An interesting snippet in today’s Risk magazine provides a further clue to the rapidly-evolving culture at the CFTC. Ananda Radhakrishnan, the Agency’s Director of the Division of Clearing and Risk, told a conference in London yesterday, “The first response cannot be: ‘CFTC, you have to provide an exemption.’ I say: why? I’m tired of providing exemptions…”.

Mr Radakrishnan was speaking in regard to conflict created by the differing US-EU client asset segregation regimes. EMIR requires clients to be offered the option of individual segregation or the omnibus model, while Dodd-Frank mandates LSOC. US-based exchanges that clear through London are obliged to offer asset segregation models that are disallowed in their clients’ country. In reference to two exchanges caught in the crossfire, Mr Radakrishnan said, “Ice and LCH.Clearnet have a choice: they both have clearing organisations in the US if they move the clearing to the US derivatives clearing organisation (DCO), this conflict will be resolved.” While not ruling out further exceptions, and not quite saying “Our way or the highway”, the comments may signal a tougher stance from the Agency.

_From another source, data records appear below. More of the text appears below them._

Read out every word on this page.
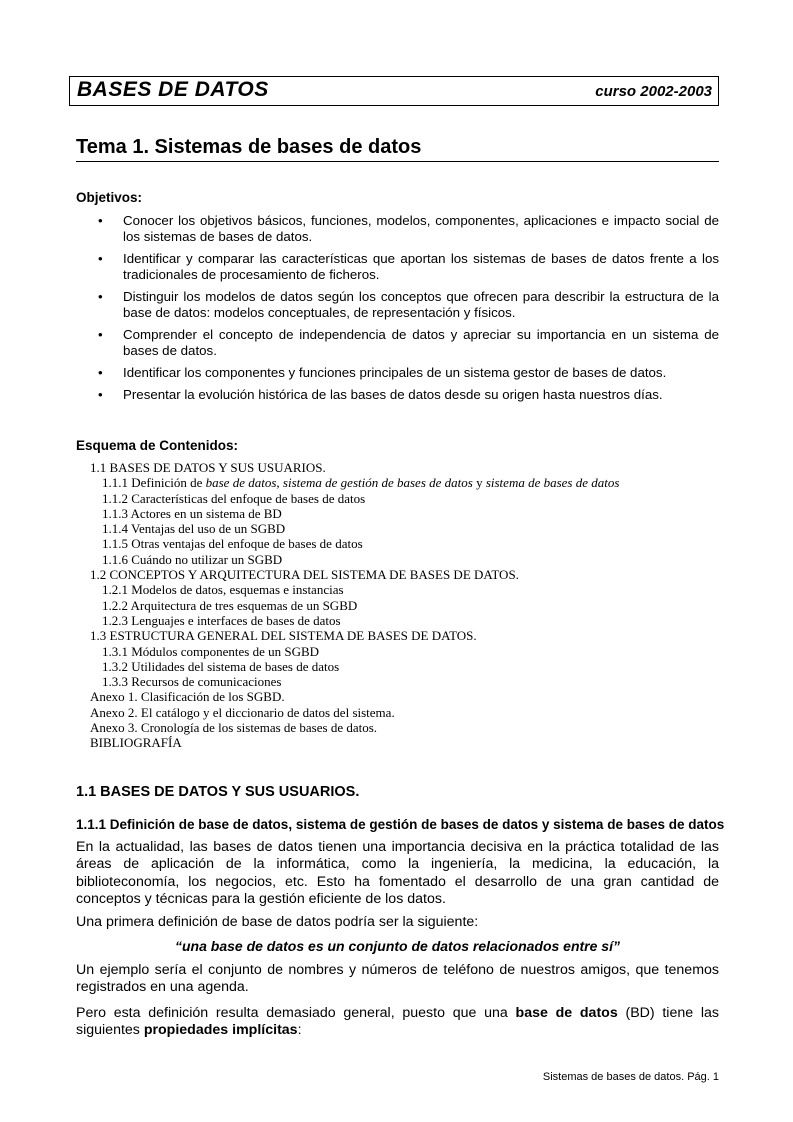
BASES DE DATOS	curso 2002-2003
Tema 1. Sistemas de bases de datos
Objetivos:
• Conocer los objetivos básicos, funciones, modelos, componentes, aplicaciones e impacto social de los sistemas de bases de datos.
• Identificar y comparar las características que aportan los sistemas de bases de datos frente a los tradicionales de procesamiento de ficheros.
• Distinguir los modelos de datos según los conceptos que ofrecen para describir la estructura de la base de datos: modelos conceptuales, de representación y físicos.
• Comprender el concepto de independencia de datos y apreciar su importancia en un sistema de bases de datos.
• Identificar los componentes y funciones principales de un sistema gestor de bases de datos.
• Presentar la evolución histórica de las bases de datos desde su origen hasta nuestros días.
Esquema de Contenidos:
1.1 BASES DE DATOS Y SUS USUARIOS.
1.1.1 Definición de base de datos, sistema de gestión de bases de datos y sistema de bases de datos
1.1.2 Características del enfoque de bases de datos
1.1.3 Actores en un sistema de BD
1.1.4 Ventajas del uso de un SGBD
1.1.5 Otras ventajas del enfoque de bases de datos
1.1.6 Cuándo no utilizar un SGBD
1.2 CONCEPTOS Y ARQUITECTURA DEL SISTEMA DE BASES DE DATOS.
1.2.1 Modelos de datos, esquemas e instancias
1.2.2 Arquitectura de tres esquemas de un SGBD
1.2.3 Lenguajes e interfaces de bases de datos
1.3 ESTRUCTURA GENERAL DEL SISTEMA DE BASES DE DATOS.
1.3.1 Módulos componentes de un SGBD
1.3.2 Utilidades del sistema de bases de datos
1.3.3 Recursos de comunicaciones
Anexo 1. Clasificación de los SGBD.
Anexo 2. El catálogo y el diccionario de datos del sistema.
Anexo 3. Cronología de los sistemas de bases de datos.
BIBLIOGRAFÍA
1.1 BASES DE DATOS Y SUS USUARIOS.
1.1.1 Definición de base de datos, sistema de gestión de bases de datos y sistema de bases de datos

En la actualidad, las bases de datos tienen una importancia decisiva en la práctica totalidad de las áreas de aplicación de la informática, como la ingeniería, la medicina, la educación, la biblioteconomía, los negocios, etc. Esto ha fomentado el desarrollo de una gran cantidad de conceptos y técnicas para la gestión eficiente de los datos.

Una primera definición de base de datos podría ser la siguiente:

“una base de datos es un conjunto de datos relacionados entre sí”

Un ejemplo sería el conjunto de nombres y números de teléfono de nuestros amigos, que tenemos registrados en una agenda.

Pero esta definición resulta demasiado general, puesto que una base de datos (BD) tiene las siguientes propiedades implícitas:

Sistemas de bases de datos. Pág. 1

The hard line was in marked contrast to the more internationally-cohesive approach of the UK’s FCA and ESMA.

“If we resolve these issues by moving business from one jurisdiction to another, I think we will be, to a certain extent, failing the commitment of the G20”, said Rodrigo Buenaventura, head of the ESMA’s Markets division.

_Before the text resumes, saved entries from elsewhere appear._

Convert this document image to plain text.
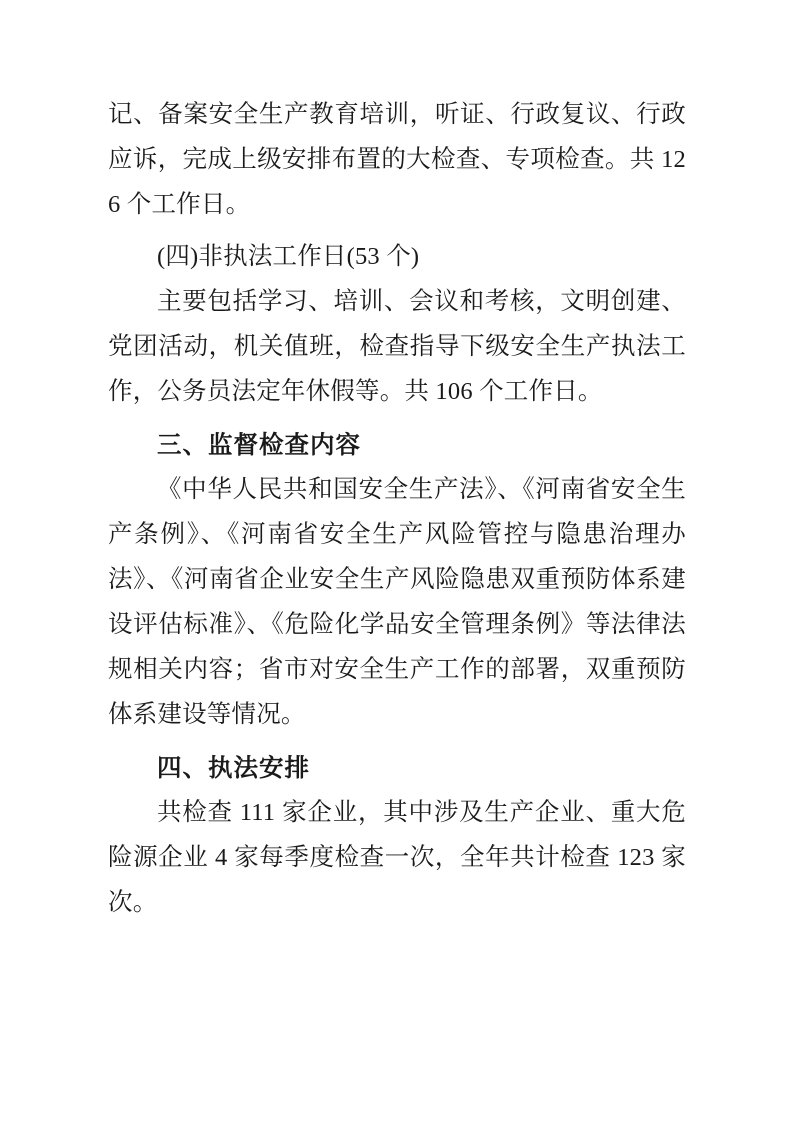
记、备案安全生产教育培训，听证、行政复议、行政应诉，完成上级安排布置的大检查、专项检查。共 126 个工作日。

(四)非执法工作日(53 个)

主要包括学习、培训、会议和考核，文明创建、党团活动，机关值班，检查指导下级安全生产执法工作，公务员法定年休假等。共 106 个工作日。

三、监督检查内容

《中华人民共和国安全生产法》、《河南省安全生产条例》、《河南省安全生产风险管控与隐患治理办法》、《河南省企业安全生产风险隐患双重预防体系建设评估标准》、《危险化学品安全管理条例》等法律法规相关内容；省市对安全生产工作的部署，双重预防体系建设等情况。

四、执法安排

共检查 111 家企业，其中涉及生产企业、重大危险源企业 4 家每季度检查一次，全年共计检查 123 家次。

A view echoed by David Lawton, Director of Markets at the UK’s FCA,

“The longer-term prize is how do we get to a point where we have mutually recognised regimes as being equivalent…we would be giving up at first hurdle if we assume away the problem”

Mr Radakrishnan admitted that he had not yet briefed the new Commissioners on this particular issue; however, he is either very far off “The Path Forward” message, or the message itself is rapidly changing.